Tornarci su verbalmente, voglio precisare, ché d'altro genere di tentazioni credo proprio d'essermi liberato: «il teatrino», piccolo o grande che sia il mondo, non fa più per me. Non che prima, prima di abbandonare la parte, avessi sulla scena ottenuto chissaquali successi di critica e di pubblico. Anzi, dando uno sguardo retrospettivo al passato politico-teatrale, mi vedo regolarmente negato a ruoli protagonistici, da prim'attore. E se lungo quel mio itinerario, derogando da vocazione e circostanze naturali, può essermi capitato di precedere anziché seguire -e così trovarmi in prima fila, o linea- ciò non è stato per improvvisi attacchi d'egocentrismo o per eccesso d'avventura, ma bensì dovuto a chi, durante il percorso, doveva essermi davanti, ed improvvisamente non c'era più.

Sempre restando in ambito confidenziale, riferisco poi di un episodio che, come sempre succede in simili casi, è valso a metter in crisi il mio presunto distacco dalla politica, strategicamente attivato col metodo del silenzio.

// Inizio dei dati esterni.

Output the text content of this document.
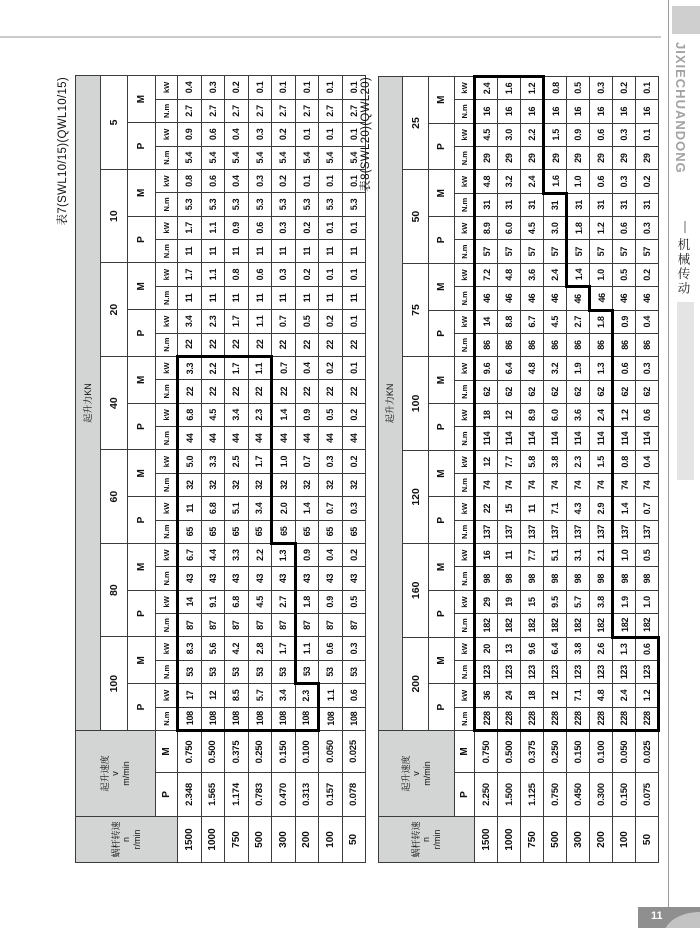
表7(SWL10/15)(QWL10/15)
蜗杆转速 n r/min

起升速度 v m/min
	起升力KN
			100				80				60				40				20				10				5			
			P		M		P		M		P		M		P		M		P		M		P		M		P		M	
	P	M	N.m	kW	N.m	kW	N.m	kW	N.m	kW	N.m	kW	N.m	kW	N.m	kW	N.m	kW	N.m	kW	N.m	kW	N.m	kW	N.m	kW	N.m	kW	N.m	kW
1500	2.348	0.750	108	17	53	8.3	87	14	43	6.7	65	11	32	5.0	44	6.8	22	3.3	22	3.4	11	1.7	11	1.7	5.3	0.8	5.4	0.9	2.7	0.4
1000	1.565	0.500	108	12	53	5.6	87	9.1	43	4.4	65	6.8	32	3.3	44	4.5	22	2.2	22	2.3	11	1.1	11	1.1	5.3	0.6	5.4	0.6	2.7	0.3
750	1.174	0.375	108	8.5	53	4.2	87	6.8	43	3.3	65	5.1	32	2.5	44	3.4	22	1.7	22	1.7	11	0.8	11	0.9	5.3	0.4	5.4	0.4	2.7	0.2
500	0.783	0.250	108	5.7	53	2.8	87	4.5	43	2.2	65	3.4	32	1.7	44	2.3	22	1.1	22	1.1	11	0.6	11	0.6	5.3	0.3	5.4	0.3	2.7	0.1
300	0.470	0.150	108	3.4	53	1.7	87	2.7	43	1.3	65	2.0	32	1.0	44	1.4	22	0.7	22	0.7	11	0.3	11	0.3	5.3	0.2	5.4	0.2	2.7	0.1
200	0.313	0.100	108	2.3	53	1.1	87	1.8	43	0.9	65	1.4	32	0.7	44	0.9	22	0.4	22	0.5	11	0.2	11	0.2	5.3	0.1	5.4	0.1	2.7	0.1
100	0.157	0.050	108	1.1	53	0.6	87	0.9	43	0.4	65	0.7	32	0.3	44	0.5	22	0.2	22	0.2	11	0.1	11	0.1	5.3	0.1	5.4	0.1	2.7	0.1
50	0.078	0.025	108	0.6	53	0.3	87	0.5	43	0.2	65	0.3	32	0.2	44	0.2	22	0.1	22	0.1	11	0.1	11	0.1	5.3	0.1	5.4	0.1	2.7	0.1 表8(SWL20)(QWL20)
蜗杆转速 n r/min

起升速度 v m/min
	起升力KN
			200				160				120				100				75				50				25			
			P		M		P		M		P		M		P		M		P		M		P		M		P		M	
	P	M	N.m	kW	N.m	kW	N.m	kW	N.m	kW	N.m	kW	N.m	kW	N.m	kW	N.m	kW	N.m	kW	N.m	kW	N.m	kW	N.m	kW	N.m	kW	N.m	kW
1500	2.250	0.750	228	36	123	20	182	29	98	16	137	22	74	12	114	18	62	9.6	86	14	46	7.2	57	8.9	31	4.8	29	4.5	16	2.4
1000	1.500	0.500	228	24	123	13	182	19	98	11	137	15	74	7.7	114	12	62	6.4	86	8.8	46	4.8	57	6.0	31	3.2	29	3.0	16	1.6
750	1.125	0.375	228	18	123	9.6	182	15	98	7.7	137	11	74	5.8	114	8.9	62	4.8	86	6.7	46	3.6	57	4.5	31	2.4	29	2.2	16	1.2
500	0.750	0.250	228	12	123	6.4	182	9.5	98	5.1	137	7.1	74	3.8	114	6.0	62	3.2	86	4.5	46	2.4	57	3.0	31	1.6	29	1.5	16	0.8
300	0.450	0.150	228	7.1	123	3.8	182	5.7	98	3.1	137	4.3	74	2.3	114	3.6	62	1.9	86	2.7	46	1.4	57	1.8	31	1.0	29	0.9	16	0.5
200	0.300	0.100	228	4.8	123	2.6	182	3.8	98	2.1	137	2.9	74	1.5	114	2.4	62	1.3	86	1.8	46	1.0	57	1.2	31	0.6	29	0.6	16	0.3
100	0.150	0.050	228	2.4	123	1.3	182	1.9	98	1.0	137	1.4	74	0.8	114	1.2	62	0.6	86	0.9	46	0.5	57	0.6	31	0.3	29	0.3	16	0.2
50	0.075	0.025	228	1.2	123	0.6	182	1.0	98	0.5	137	0.7	74	0.4	114	0.6	62	0.3	86	0.4	46	0.2	57	0.3	31	0.2	29	0.1	16	0.1 JIXIECHUANDONG
机械传动
11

Un «caso», dicevo, presentatosi sotto le smentite spoglie del camerata-tutto-di-un-pezzo. Il quale, per meglio indossare in veste e forma private il proprio onorevole (e da me assai poco onorato) ruolo, volle apologeticamente richiamarsi al celebre asino di Buridano, defunto a causa della sua indecisione tra due cumuli di biada d'ugual peso, consistenza e valore.

Morale: per non morire politicamente di fame, bisogna per forza o per amore scegliere; e mettersi così al servizio, servendosi, di una delle parti in giuoco.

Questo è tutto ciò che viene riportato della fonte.